Own, or rent? If you live in a big city, odds are you do the latter. In the last decade, we’ve seen the largest gain in housing history as nine million households have become renters, with 60% of residents in cities like New York and San Francisco choosing to rent instead of buy.  

But with more rentals comes more multi-home property management, and with demand comes innovation. Artificial intelligence is one technology that appears on track to disrupt property management, and the outlook seems positive both for industry insiders and tenants.

The real estate industry is an old one ripe for reinvention, and a variety of new startups are providing the software to do just that. Artificial intelligence, in theory, could streamline communication between tenants and property managers, using smart software for rent payment, issue reporting, lease negotiations and more.

Zenplace is a prime example of this theory in action. The company, according to Forbes, “features an AI-powered service that works using chatbots and through devices like Amazon Alexa and Google Home, which makes it effortless and convenient for tenants to pay rent easily, extend their lease and report issues with the property 24/7.”

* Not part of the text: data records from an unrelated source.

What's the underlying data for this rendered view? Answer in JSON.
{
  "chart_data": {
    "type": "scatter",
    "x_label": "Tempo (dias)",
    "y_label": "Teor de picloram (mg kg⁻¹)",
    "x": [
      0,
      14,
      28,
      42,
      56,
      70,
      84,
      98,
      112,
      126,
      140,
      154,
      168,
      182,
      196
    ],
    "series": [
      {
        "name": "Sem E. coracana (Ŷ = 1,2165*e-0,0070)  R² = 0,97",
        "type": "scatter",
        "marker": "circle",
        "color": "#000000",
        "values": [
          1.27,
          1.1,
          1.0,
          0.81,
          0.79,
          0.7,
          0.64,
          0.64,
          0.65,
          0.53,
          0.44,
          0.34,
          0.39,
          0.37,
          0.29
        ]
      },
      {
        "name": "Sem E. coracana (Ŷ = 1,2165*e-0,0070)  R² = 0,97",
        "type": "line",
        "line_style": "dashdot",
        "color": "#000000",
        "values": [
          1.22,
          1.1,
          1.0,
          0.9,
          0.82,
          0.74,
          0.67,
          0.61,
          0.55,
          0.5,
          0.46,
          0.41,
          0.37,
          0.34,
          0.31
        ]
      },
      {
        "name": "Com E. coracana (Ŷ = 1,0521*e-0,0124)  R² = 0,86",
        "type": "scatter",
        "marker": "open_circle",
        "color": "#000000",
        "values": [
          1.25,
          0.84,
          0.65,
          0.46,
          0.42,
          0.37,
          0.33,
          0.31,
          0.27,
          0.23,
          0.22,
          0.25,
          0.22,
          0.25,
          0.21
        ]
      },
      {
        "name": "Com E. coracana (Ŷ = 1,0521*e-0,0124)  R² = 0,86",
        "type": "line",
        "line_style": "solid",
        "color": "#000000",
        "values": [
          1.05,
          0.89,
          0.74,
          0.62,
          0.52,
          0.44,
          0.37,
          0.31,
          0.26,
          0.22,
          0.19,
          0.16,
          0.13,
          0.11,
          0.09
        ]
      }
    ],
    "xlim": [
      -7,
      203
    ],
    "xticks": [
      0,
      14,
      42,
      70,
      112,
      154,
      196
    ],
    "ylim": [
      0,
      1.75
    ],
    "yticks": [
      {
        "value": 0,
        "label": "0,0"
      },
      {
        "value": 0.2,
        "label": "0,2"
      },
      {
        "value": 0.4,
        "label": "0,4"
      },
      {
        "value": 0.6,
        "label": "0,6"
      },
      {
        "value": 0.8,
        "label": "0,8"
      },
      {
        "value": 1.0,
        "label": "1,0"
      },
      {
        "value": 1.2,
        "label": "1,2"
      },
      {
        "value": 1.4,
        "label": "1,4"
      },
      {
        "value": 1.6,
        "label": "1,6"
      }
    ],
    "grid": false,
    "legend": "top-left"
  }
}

Though only a human plumber can fix a leaky pipe, reporting the issue to AI when management office is closed could save everyone time, trouble, and even money. Since Zenplace is marketed toward owners who live away from the properties they manage, this convenience makes perfect sense.

Zenplace uses machine learning technology to let property managers find new tenants, locate cost-efficient vendors, and proactively recommend maintenance and management tasks. As Engadget details: “Using machine learning, Zenplace gives a heads-up to the owner that 47% of tenants typically will have an issue with the garbage disposal, and including a $5 wrench could avoid the otherwise inevitable $100 service call. Not only does that mean ease and simplicity for owners, it also means higher returns for owners and better maintenance of the property.”

The deal appears to be just as sweet for tenants, who, aside from paying rent and reporting problems, can manage bills (including TV and the Internet), manage security, and solve other property-related issues. The software is simple to use on both ends through a sleek app with a modern and intuitive design.

For renters that have historically had to deal with distant, over-worked landlords, adding some AI into the equation could be just the ticket to blissful living in big cities and beyond. And as tech-driven startups continue to change the game, competition in this department could be afoot sooner rather than later.